BAI: Only in the sense that we introduced cameras to the world.
GOLDBERG: No, no, look --
CORNISH: I mean, you don't think this is a little bit of a Trump era problem?
GOLDBERG: Oh, no, I don't. I mean, Trump makes everything worse, but this is a problem. This kind of transparency. It is impossible to have somebody serious conversations when you're performing for constituencies. You cannot compromise, you cannot float controversial proposals if everybody is watching.
CORNISH: Do you think people trust things anymore that happen behind closed doors?
GOLDBERG: If we don't get back to that, the country's ruined. One of the reasons why these hearings suck so bad, not just this, but all of them, whenever they're televised, is everyone performs to send out their little five-minute dumb social media clips --
CORNISH: That's fair, that's fair.
GOLDBERG: -- to raise small donor contributions. So they're performing for their fan base, it's audience capture, it's not their jobs, and it's ruining the institution.

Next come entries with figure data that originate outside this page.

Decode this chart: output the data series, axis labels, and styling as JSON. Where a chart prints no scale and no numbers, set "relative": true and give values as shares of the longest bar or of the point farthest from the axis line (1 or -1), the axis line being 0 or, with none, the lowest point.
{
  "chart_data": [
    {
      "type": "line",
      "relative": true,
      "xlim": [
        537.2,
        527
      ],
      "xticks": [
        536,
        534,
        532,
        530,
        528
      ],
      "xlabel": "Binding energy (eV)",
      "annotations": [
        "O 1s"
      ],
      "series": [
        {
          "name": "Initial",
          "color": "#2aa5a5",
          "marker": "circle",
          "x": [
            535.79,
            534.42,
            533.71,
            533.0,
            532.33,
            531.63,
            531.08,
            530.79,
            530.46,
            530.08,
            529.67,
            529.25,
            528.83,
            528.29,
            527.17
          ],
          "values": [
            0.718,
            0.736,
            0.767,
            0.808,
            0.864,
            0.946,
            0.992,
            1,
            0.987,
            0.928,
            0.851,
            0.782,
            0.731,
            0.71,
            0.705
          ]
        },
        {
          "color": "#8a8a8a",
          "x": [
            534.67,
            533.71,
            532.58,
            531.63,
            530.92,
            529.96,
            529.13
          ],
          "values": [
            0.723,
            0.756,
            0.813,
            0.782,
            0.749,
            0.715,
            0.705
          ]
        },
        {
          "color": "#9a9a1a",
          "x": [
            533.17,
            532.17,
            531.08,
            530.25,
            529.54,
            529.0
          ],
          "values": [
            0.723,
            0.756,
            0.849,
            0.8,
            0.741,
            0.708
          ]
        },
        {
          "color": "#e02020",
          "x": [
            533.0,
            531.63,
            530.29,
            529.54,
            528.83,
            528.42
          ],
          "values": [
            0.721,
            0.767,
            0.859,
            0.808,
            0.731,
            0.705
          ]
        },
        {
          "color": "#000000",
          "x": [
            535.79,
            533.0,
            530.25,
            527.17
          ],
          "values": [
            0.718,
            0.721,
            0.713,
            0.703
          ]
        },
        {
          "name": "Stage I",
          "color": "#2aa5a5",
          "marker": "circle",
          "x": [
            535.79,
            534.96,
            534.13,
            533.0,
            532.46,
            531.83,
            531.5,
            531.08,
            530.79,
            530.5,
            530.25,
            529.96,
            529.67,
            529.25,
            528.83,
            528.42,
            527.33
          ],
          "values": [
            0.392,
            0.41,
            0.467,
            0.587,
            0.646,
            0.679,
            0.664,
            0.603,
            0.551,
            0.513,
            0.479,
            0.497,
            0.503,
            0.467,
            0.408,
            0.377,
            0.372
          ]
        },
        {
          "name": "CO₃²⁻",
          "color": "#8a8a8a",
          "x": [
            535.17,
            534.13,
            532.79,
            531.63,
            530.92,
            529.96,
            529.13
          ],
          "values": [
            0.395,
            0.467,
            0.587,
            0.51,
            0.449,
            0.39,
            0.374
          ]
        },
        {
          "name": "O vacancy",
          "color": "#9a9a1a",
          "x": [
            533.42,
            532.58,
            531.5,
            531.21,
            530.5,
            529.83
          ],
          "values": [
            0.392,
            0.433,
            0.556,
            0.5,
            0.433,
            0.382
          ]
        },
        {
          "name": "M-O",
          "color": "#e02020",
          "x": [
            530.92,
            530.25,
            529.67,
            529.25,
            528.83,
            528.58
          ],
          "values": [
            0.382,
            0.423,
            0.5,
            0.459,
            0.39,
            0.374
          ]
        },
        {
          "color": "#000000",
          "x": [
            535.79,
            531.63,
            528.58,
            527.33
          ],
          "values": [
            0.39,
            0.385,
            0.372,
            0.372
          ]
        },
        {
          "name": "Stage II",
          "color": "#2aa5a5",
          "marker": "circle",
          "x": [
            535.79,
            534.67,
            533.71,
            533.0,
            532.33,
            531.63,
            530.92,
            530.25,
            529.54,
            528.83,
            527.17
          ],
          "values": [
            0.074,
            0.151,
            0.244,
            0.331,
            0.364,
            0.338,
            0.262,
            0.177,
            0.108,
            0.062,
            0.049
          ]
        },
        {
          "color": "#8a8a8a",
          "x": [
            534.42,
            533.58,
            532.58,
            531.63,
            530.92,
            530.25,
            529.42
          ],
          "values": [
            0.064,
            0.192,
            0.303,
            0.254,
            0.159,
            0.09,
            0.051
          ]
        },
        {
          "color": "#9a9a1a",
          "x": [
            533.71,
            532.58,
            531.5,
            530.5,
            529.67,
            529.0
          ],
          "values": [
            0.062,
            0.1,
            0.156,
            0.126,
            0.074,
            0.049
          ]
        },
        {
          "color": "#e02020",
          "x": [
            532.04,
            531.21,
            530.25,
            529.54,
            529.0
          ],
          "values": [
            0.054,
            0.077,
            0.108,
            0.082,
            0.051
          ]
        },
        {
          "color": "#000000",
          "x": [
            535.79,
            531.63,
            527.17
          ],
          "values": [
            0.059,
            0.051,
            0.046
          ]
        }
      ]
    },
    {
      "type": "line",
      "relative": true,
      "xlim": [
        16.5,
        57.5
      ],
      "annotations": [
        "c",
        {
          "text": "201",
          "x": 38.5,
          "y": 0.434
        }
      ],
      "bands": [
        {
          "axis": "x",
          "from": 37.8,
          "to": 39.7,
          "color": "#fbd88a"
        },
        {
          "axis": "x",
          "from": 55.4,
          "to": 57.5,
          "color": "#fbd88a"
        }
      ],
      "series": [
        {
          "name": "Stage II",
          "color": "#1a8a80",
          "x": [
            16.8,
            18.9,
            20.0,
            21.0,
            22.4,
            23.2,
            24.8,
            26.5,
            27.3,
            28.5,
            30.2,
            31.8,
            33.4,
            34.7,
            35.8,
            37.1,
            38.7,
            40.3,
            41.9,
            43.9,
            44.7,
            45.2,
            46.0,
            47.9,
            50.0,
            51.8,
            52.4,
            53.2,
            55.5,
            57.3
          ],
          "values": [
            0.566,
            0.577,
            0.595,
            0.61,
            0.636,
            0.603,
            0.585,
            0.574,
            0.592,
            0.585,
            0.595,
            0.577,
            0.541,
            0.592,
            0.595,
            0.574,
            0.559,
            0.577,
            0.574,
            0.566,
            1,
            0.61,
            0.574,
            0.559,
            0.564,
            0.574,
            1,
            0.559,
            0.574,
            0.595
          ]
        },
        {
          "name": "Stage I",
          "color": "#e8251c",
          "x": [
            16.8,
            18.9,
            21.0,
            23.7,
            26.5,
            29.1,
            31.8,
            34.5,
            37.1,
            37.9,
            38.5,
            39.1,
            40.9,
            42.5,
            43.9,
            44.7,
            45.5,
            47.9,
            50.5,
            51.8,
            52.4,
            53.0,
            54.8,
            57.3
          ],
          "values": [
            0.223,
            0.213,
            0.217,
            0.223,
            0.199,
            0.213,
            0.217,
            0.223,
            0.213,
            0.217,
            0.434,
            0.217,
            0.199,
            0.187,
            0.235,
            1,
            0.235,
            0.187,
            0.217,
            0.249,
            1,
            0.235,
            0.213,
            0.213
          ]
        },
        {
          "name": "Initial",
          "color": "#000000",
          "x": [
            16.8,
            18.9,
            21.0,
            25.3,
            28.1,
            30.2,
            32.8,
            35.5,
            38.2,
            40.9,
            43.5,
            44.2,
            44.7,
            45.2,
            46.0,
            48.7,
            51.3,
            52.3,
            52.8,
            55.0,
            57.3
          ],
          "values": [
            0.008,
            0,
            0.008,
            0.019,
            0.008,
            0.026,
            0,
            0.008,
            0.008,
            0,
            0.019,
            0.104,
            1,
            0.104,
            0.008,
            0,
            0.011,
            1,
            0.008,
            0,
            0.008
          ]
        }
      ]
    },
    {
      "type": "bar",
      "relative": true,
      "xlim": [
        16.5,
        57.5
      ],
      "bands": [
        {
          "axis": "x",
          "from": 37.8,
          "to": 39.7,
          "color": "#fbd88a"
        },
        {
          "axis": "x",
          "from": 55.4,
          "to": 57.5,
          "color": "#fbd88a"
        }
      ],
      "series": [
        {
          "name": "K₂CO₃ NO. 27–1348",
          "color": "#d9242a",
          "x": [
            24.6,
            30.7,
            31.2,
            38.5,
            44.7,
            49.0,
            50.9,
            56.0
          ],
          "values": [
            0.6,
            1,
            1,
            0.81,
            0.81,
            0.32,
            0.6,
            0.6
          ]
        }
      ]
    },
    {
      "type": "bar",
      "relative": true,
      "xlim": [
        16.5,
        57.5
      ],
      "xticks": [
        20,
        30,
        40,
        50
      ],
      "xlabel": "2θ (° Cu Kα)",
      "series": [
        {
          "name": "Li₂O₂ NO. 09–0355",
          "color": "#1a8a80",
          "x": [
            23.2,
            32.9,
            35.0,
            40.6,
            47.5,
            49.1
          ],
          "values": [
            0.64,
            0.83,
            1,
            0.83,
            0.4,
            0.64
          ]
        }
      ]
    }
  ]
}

CORNISH: Okay, let me let you [Vehar] get in a word here.
SPEHAR: But I need to say that having the cameras and the transparency means that people can't tell the truth or they can't defend their honest-to-goodness position is false. I think we have a more educated, more civically engaged public because of the cameras, because of social media and the ways that they can replay the clips on the second screen.
GOLDBERG: I don't think there's any data to support that contention at all.
VEHAR [ignores Goldberg's comment and continues] Like, to the point that Fox isn't going to air something where they know that Pam Bondi is perhaps not gonna come off good or perhaps gonna get caught in a question that she can't answer, where the Epstein survivors are standing behind her.
The public is very sensitive to that. And if we don't have those cameras, then we're to trust, like you said, what just happens behind the screen. I don't think that the trust in the institution is there to not have cameras.
CORNISH: [Addressing herself to Goldberg] I understand your frustration coming from radio also. And it's a toothpaste back in the tube situation.
So I will let you shake that fist at the sky.